No. It didn’t give the Irish British citizenship. It gave them the same status, as regards becoming British citizens, as citizens of India, Ceylon, Newfoundland and other Commonwealth countries. In effect, it gave the Irish Commonwealth citizen status (for this purpose).

If you maintain that the 1948 Act give the Irish British citizenship, then you must also believe that it gave the Ceylonese, the Pakistanis, the Newfoundlanders, etc British citizenship. And I think this would come as a great surprise to everyone concerned, since the whole point of the 1948 Act was to divide what had, up to that point, been a uniform undifferentiated status into separate, distinct national citizenships.

You’ve said that before, but you keep posting.

But the truth is that you’ve never really participated in this conversation with me. You’ve ignored the cites I’ve offered, you’ve failed to engage with objections to your own position, you have repeated claims that have already been debunked with addressing the debunk. None of your initial claims have stood up to analysis, but you haven’t acknowledged this at any point. It’s apparently only other people who are expected “to have the good grace to admit” when they are wrong.

I don’t think it’s me that’s corrupting rational argument, Lyonessite.

You not having deja vu yet UDS?

Oh, yes, muchly. In fact I was having deja vu on page 1, and now I’m having deja vu of my deja vu.

I guess that’s one thing we’ll never know, Robin.

Not to change the subject*, but what are people’s impressions of the refrendum two-step Sturgeon and May are engaged in?

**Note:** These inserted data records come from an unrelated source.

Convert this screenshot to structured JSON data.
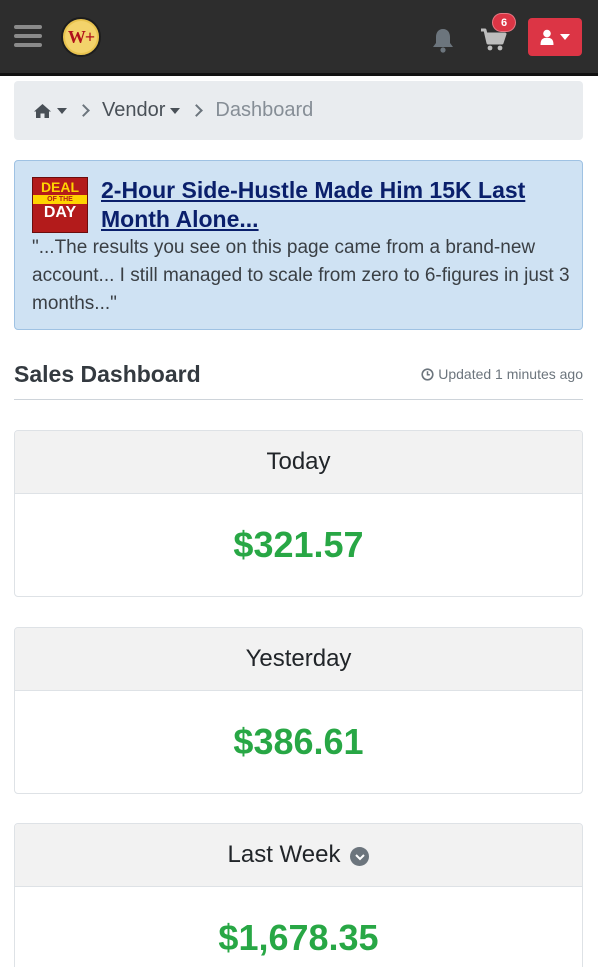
{
  "navbar": {
    "logo_text": "W+",
    "cart_count": "6",
    "icons": [
      "menu-icon",
      "bell-icon",
      "cart-icon",
      "user-icon"
    ],
    "user_button_color": "#dc3545"
  },
  "breadcrumb": {
    "home_icon": "home-icon",
    "vendor_label": "Vendor",
    "current_label": "Dashboard"
  },
  "deal": {
    "badge_line1": "DEAL",
    "badge_line2": "OF THE",
    "badge_line3": "DAY",
    "title": "2-Hour Side-Hustle Made Him 15K Last Month Alone...",
    "text": "\"...The results you see on this page came from a brand-new account... I still managed to scale from zero to 6-figures in just 3 months...\""
  },
  "dashboard": {
    "title": "Sales Dashboard",
    "updated": "Updated 1 minutes ago",
    "cards": [
      {
        "label": "Today",
        "value": "$321.57"
      },
      {
        "label": "Yesterday",
        "value": "$386.61"
      },
      {
        "label": "Last Week",
        "value": "$1,678.35"
      }
    ],
    "value_color": "#28a745"
  }
}
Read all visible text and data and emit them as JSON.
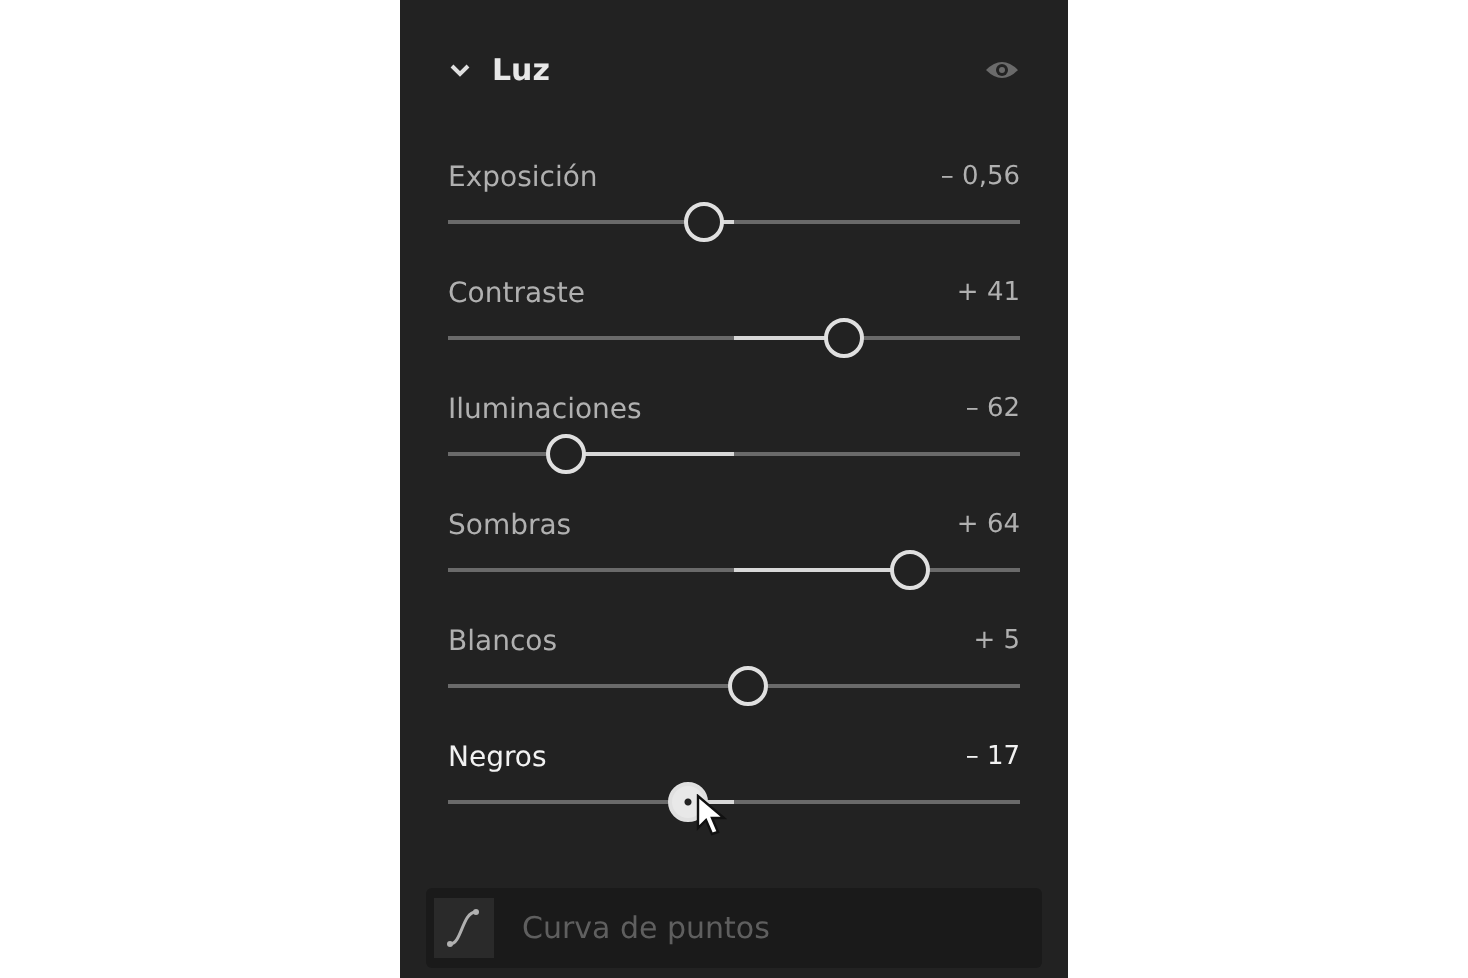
{
  "section": {
    "title": "Luz",
    "expanded": true
  },
  "sliders": [
    {
      "label": "Exposición",
      "value": "– 0,56",
      "level": 0.448,
      "active": false
    },
    {
      "label": "Contraste",
      "value": "+ 41",
      "level": 0.694,
      "active": false
    },
    {
      "label": "Iluminaciones",
      "value": "– 62",
      "level": 0.208,
      "active": false
    },
    {
      "label": "Sombras",
      "value": "+ 64",
      "level": 0.806,
      "active": false
    },
    {
      "label": "Blancos",
      "value": "+ 5",
      "level": 0.524,
      "active": false
    },
    {
      "label": "Negros",
      "value": "– 17",
      "level": 0.42,
      "active": true
    }
  ],
  "next_section": {
    "title": "Curva de puntos"
  }
}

My initial take above was that refusing the referendum at Westminster was a bad idea (even if just on the timing) because it plays into the fundamental narrative of the independence. Then I started to wonder if maybe Sturgeon had over played her hand. For two reasons:

  1. The idea that a referendum in autumn 2018 will give enough time for Scotland to avoid the consequences of Brexit is plainly nonsense as things stand - May will submit notification in the next two weeks, meaning the 2 year deadline will expire in March 2019. There’s no way Scotland won’t be part of the UK at that point - or for the next year afterwards.

  2. The majority of Scots don’t want a referendum now.

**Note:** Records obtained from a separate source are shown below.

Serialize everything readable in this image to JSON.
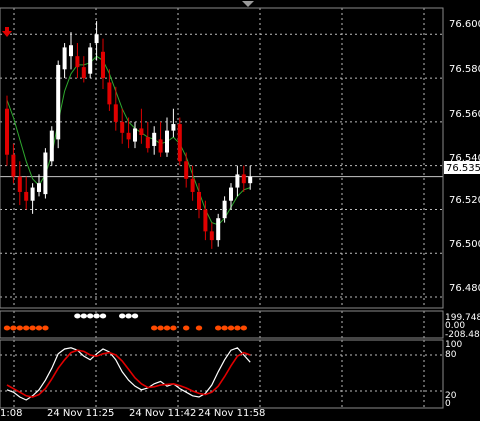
{
  "colors": {
    "background": "#000000",
    "grid": "#bdbdbd",
    "bull_candle": "#ffffff",
    "bear_candle": "#e00000",
    "ma_line": "#2ea82e",
    "stoch_main": "#ffffff",
    "stoch_signal": "#e00000",
    "signal_dot_white": "#ffffff",
    "signal_dot_orange": "#ff4a00",
    "current_price_line": "#c8c8c8"
  },
  "icons": {
    "sell_arrow": "red-down-arrow-icon",
    "shift_marker": "grey-triangle-icon"
  },
  "price_axis": {
    "ticks": [
      "76.600",
      "76.580",
      "76.560",
      "76.540",
      "76.520",
      "76.500",
      "76.480"
    ],
    "current_price": "76.535"
  },
  "signal_axis": {
    "labels": [
      "199.7483",
      "0.00",
      "-208.4813"
    ]
  },
  "stoch_axis": {
    "ticks": [
      "100",
      "80",
      "20",
      "0"
    ]
  },
  "time_axis": {
    "labels": [
      "1:08",
      "24 Nov 11:25",
      "24 Nov 11:42",
      "24 Nov 11:58"
    ]
  },
  "chart_data": [
    {
      "type": "candlestick",
      "ylim": [
        76.475,
        76.612
      ],
      "y_ticks": [
        76.48,
        76.5,
        76.52,
        76.54,
        76.56,
        76.58,
        76.6
      ],
      "current_price": 76.535,
      "x_labels": [
        "1:08",
        "24 Nov 11:25",
        "24 Nov 11:42",
        "24 Nov 11:58"
      ],
      "candles": [
        {
          "o": 76.566,
          "h": 76.572,
          "l": 76.54,
          "c": 76.545
        },
        {
          "o": 76.545,
          "h": 76.55,
          "l": 76.532,
          "c": 76.535
        },
        {
          "o": 76.535,
          "h": 76.542,
          "l": 76.522,
          "c": 76.528
        },
        {
          "o": 76.528,
          "h": 76.535,
          "l": 76.52,
          "c": 76.524
        },
        {
          "o": 76.524,
          "h": 76.532,
          "l": 76.518,
          "c": 76.53
        },
        {
          "o": 76.528,
          "h": 76.536,
          "l": 76.526,
          "c": 76.532
        },
        {
          "o": 76.527,
          "h": 76.548,
          "l": 76.525,
          "c": 76.546
        },
        {
          "o": 76.542,
          "h": 76.558,
          "l": 76.54,
          "c": 76.556
        },
        {
          "o": 76.552,
          "h": 76.588,
          "l": 76.548,
          "c": 76.586
        },
        {
          "o": 76.584,
          "h": 76.596,
          "l": 76.58,
          "c": 76.594
        },
        {
          "o": 76.59,
          "h": 76.601,
          "l": 76.584,
          "c": 76.595
        },
        {
          "o": 76.59,
          "h": 76.596,
          "l": 76.58,
          "c": 76.585
        },
        {
          "o": 76.585,
          "h": 76.59,
          "l": 76.578,
          "c": 76.58
        },
        {
          "o": 76.582,
          "h": 76.596,
          "l": 76.58,
          "c": 76.594
        },
        {
          "o": 76.596,
          "h": 76.606,
          "l": 76.588,
          "c": 76.6
        },
        {
          "o": 76.592,
          "h": 76.598,
          "l": 76.575,
          "c": 76.58
        },
        {
          "o": 76.578,
          "h": 76.584,
          "l": 76.565,
          "c": 76.568
        },
        {
          "o": 76.568,
          "h": 76.576,
          "l": 76.556,
          "c": 76.56
        },
        {
          "o": 76.56,
          "h": 76.566,
          "l": 76.55,
          "c": 76.555
        },
        {
          "o": 76.555,
          "h": 76.562,
          "l": 76.548,
          "c": 76.552
        },
        {
          "o": 76.551,
          "h": 76.56,
          "l": 76.548,
          "c": 76.557
        },
        {
          "o": 76.557,
          "h": 76.566,
          "l": 76.55,
          "c": 76.554
        },
        {
          "o": 76.553,
          "h": 76.56,
          "l": 76.546,
          "c": 76.548
        },
        {
          "o": 76.549,
          "h": 76.558,
          "l": 76.545,
          "c": 76.555
        },
        {
          "o": 76.552,
          "h": 76.56,
          "l": 76.544,
          "c": 76.546
        },
        {
          "o": 76.546,
          "h": 76.562,
          "l": 76.544,
          "c": 76.556
        },
        {
          "o": 76.556,
          "h": 76.566,
          "l": 76.553,
          "c": 76.559
        },
        {
          "o": 76.559,
          "h": 76.562,
          "l": 76.54,
          "c": 76.542
        },
        {
          "o": 76.542,
          "h": 76.546,
          "l": 76.53,
          "c": 76.534
        },
        {
          "o": 76.534,
          "h": 76.54,
          "l": 76.524,
          "c": 76.528
        },
        {
          "o": 76.528,
          "h": 76.532,
          "l": 76.516,
          "c": 76.52
        },
        {
          "o": 76.52,
          "h": 76.524,
          "l": 76.506,
          "c": 76.51
        },
        {
          "o": 76.51,
          "h": 76.514,
          "l": 76.502,
          "c": 76.506
        },
        {
          "o": 76.506,
          "h": 76.518,
          "l": 76.503,
          "c": 76.516
        },
        {
          "o": 76.516,
          "h": 76.526,
          "l": 76.514,
          "c": 76.524
        },
        {
          "o": 76.524,
          "h": 76.532,
          "l": 76.52,
          "c": 76.53
        },
        {
          "o": 76.53,
          "h": 76.54,
          "l": 76.526,
          "c": 76.536
        },
        {
          "o": 76.536,
          "h": 76.54,
          "l": 76.528,
          "c": 76.532
        },
        {
          "o": 76.532,
          "h": 76.54,
          "l": 76.529,
          "c": 76.535
        }
      ],
      "ma": [
        76.57,
        76.562,
        76.552,
        76.542,
        76.534,
        76.531,
        76.536,
        76.545,
        76.56,
        76.574,
        76.582,
        76.586,
        76.586,
        76.587,
        76.59,
        76.588,
        76.582,
        76.574,
        76.566,
        76.56,
        76.557,
        76.555,
        76.553,
        76.552,
        76.55,
        76.551,
        76.553,
        76.55,
        76.544,
        76.536,
        76.528,
        76.52,
        76.514,
        76.513,
        76.516,
        76.521,
        76.526,
        76.529,
        76.53
      ]
    },
    {
      "type": "dots",
      "ylim": [
        -208.4813,
        199.7483
      ],
      "white_candle_indices": [
        11,
        12,
        13,
        14,
        15,
        18,
        19,
        20
      ],
      "orange_candle_indices": [
        0,
        1,
        2,
        3,
        4,
        5,
        6,
        23,
        24,
        25,
        26,
        28,
        30,
        33,
        34,
        35,
        36,
        37
      ]
    },
    {
      "type": "line",
      "ylim": [
        0,
        100
      ],
      "series": [
        {
          "values": [
            22,
            18,
            10,
            5,
            12,
            22,
            38,
            58,
            82,
            90,
            92,
            88,
            78,
            72,
            82,
            90,
            85,
            72,
            52,
            38,
            28,
            22,
            25,
            32,
            36,
            28,
            32,
            24,
            18,
            12,
            10,
            16,
            30,
            52,
            72,
            88,
            92,
            80,
            68
          ]
        },
        {
          "values": [
            30,
            24,
            18,
            12,
            10,
            14,
            24,
            40,
            58,
            72,
            84,
            88,
            86,
            80,
            78,
            82,
            84,
            80,
            70,
            56,
            42,
            32,
            26,
            27,
            30,
            31,
            32,
            29,
            25,
            20,
            16,
            14,
            18,
            28,
            44,
            62,
            78,
            84,
            80
          ]
        }
      ]
    }
  ]
}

However, on 2) I read a very insightful blogby Professor John Curtice pointing out that a fairly big chunk of this “no referendum now” majority is Yes voters who only want to wait because they don’t think they’ll win now. They’re not philosophically opposed to IndyRef2, they just want to wait till the odds are on their side.

So any gamble that more Scots will be annoyed with Sturgeon for calling hte referendum than with May for delaying it is a pretty precarious one.

On 1), however incoherent the idea that Scotland has an opportunity to duck out of Brexit in the next couple of years, that still pales into insignificance against the symbolism of May being perceived as telling the Scots to shut up.

Stephen Bush of the New Statesman is typically astute here:

*lol jk absolutely to change the subject. Thank me later.

Agree generally. This was a case of Brer Rabbit- whatever you do,lease don’t throw me in the briar patch.

Nicola has got exactly what she wanted!

May has taken a sucker punch.

Today May is shouting her Anglocentric view of Britain in Cardiff, the wicked witch who said no, and what is Nicola doing? Being the sweet voice of reason, offering conciliatory talks to May.

Nicola has played a blinder. May walked into an elephant trap.

The issue is that I think Sturgeon and the Press is mistaking policy for tactics. Put simply considering what a major shit show Brexit has turned out to be, I would guess that May and the Whitehall establishment are loath to ever again agree to a referendum on major constitutional change with a simple Yes/No vote, and a simple majority threshold for passage.

The thought goes this way; Referenda are basically the electorate venting; unless its passed by 70-80% of the voters. Arguement that you will push people to being anti EU or anti Union if you deny a vote fail to see that if you allow a vote, you permit the “Yes” or “Leave” groups a lot of oxygen and allow them to hammer on one or two issue which resonate.

There is no downside for May to deny a vote at this point and many to allowing one. It depends on how Ruth Davidson goes, if she pushes for it, May might agree.